(также известная как миссис Хинчер)
Четвертого мая 1941-го года, в 6.30 Хинчер вернулся с работы и застал жену в постели, она читала. Хинчер с любовью поинтересовался:
— Что случилось? Тебе нездоровится?
— Немного, — ответила миссис Хинчер и положила книгу.
— Ох, а к ужину не встанешь?
— Пожалуй, нет, дорогой, если ты не против.
— Нет. Нет. Конечно, нет. Что ты делаешь? Читаешь?
— Да, — ответила миссис Хинчер.
Следующим вечером, в то же время, миссис Хинчер все еще лежала в постели.
— Вызвать доктора Боулера? — заботливо спросил мистер Хинчер.
Миссис Хинчер рассмеялась своим звонким, мелодичным смехом.
— Пожалуй, нет, дорогой. Не думаю, что он сможет помочь.
— Почему? Что случилось? — Хинчер присел на край кровати.
— Вот же ты дурачина! — шутливо ответила миссис Хинчер. — Я беременна.

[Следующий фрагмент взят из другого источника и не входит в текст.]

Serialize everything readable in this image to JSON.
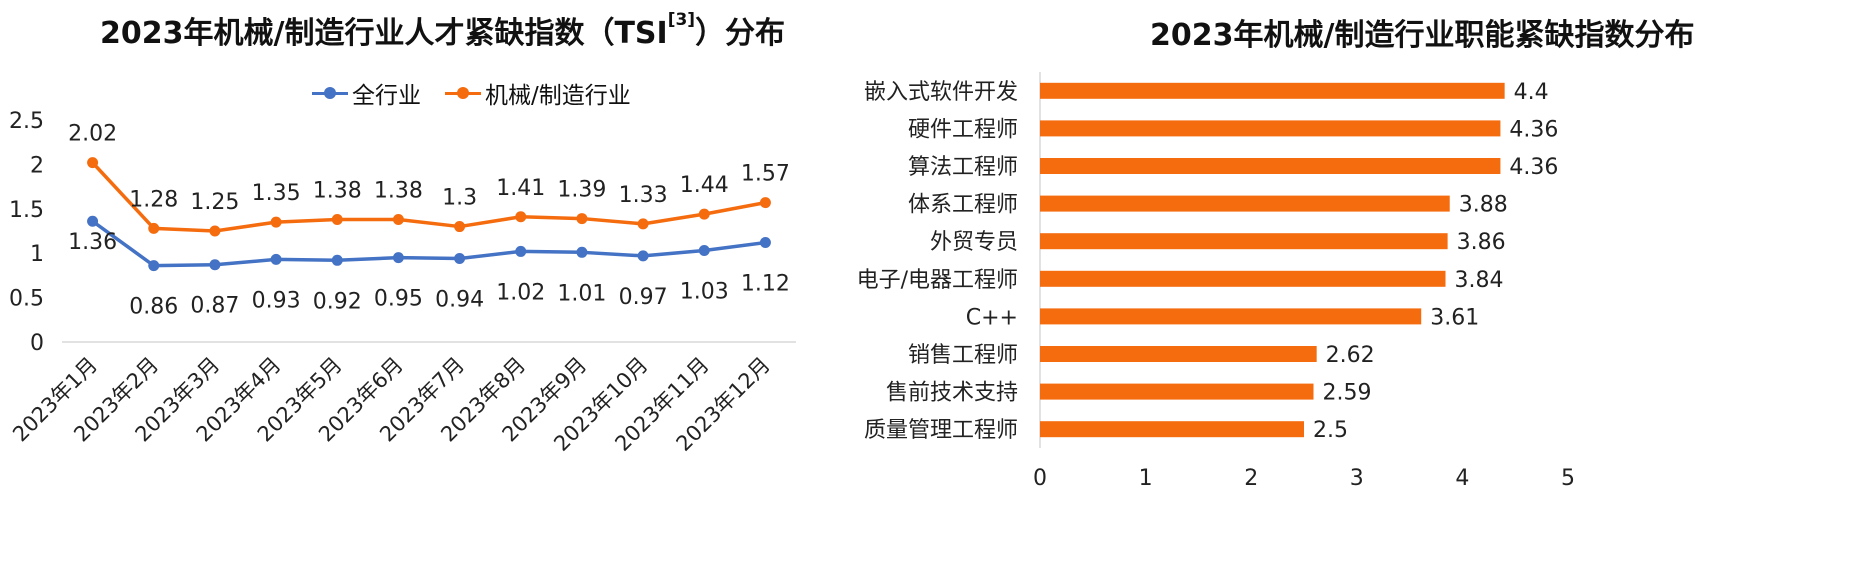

Вместе с полным восторгом на его лице появилось довольно глупое выражение. Он наклонился и поцеловал жену сначала взволнованно, потом нежно, потом стал давать клятвы и делать признания. Но сам себя прервал:
— Знал я, что чертов дурак ошибается, — воскликнул он весело. — Что он сказал?
— Кто, дорогой?
— Доктор Боулер.
— Доктор Боулер! — сказала миссис Хинчер презрительно, но не сварливо. — Дорогой, женщина знает, беременна она или нет. По крайней мере эта женщина.
— Но я думал.
— Дорогой, я знаю, не нужен мне доктор Боулер, вообще никакой доктор не нужен. Я знаю. Всегда чувствовала, что сразу узнаю.
— Но, — начал мистер Хинчер, — ведь доктор Боулер сказал, что ты не можешь иметь детей. Он ведь говорил так?
Миссис Хинчер торжествующе рассмеялась. Она протянула руки и нежно взяла ими обеспокоенное лицо мужа.
— Дорогой, не волнуйся, — сказала миссис Хинчер, тихо смеясь, — у нас будет ребенок.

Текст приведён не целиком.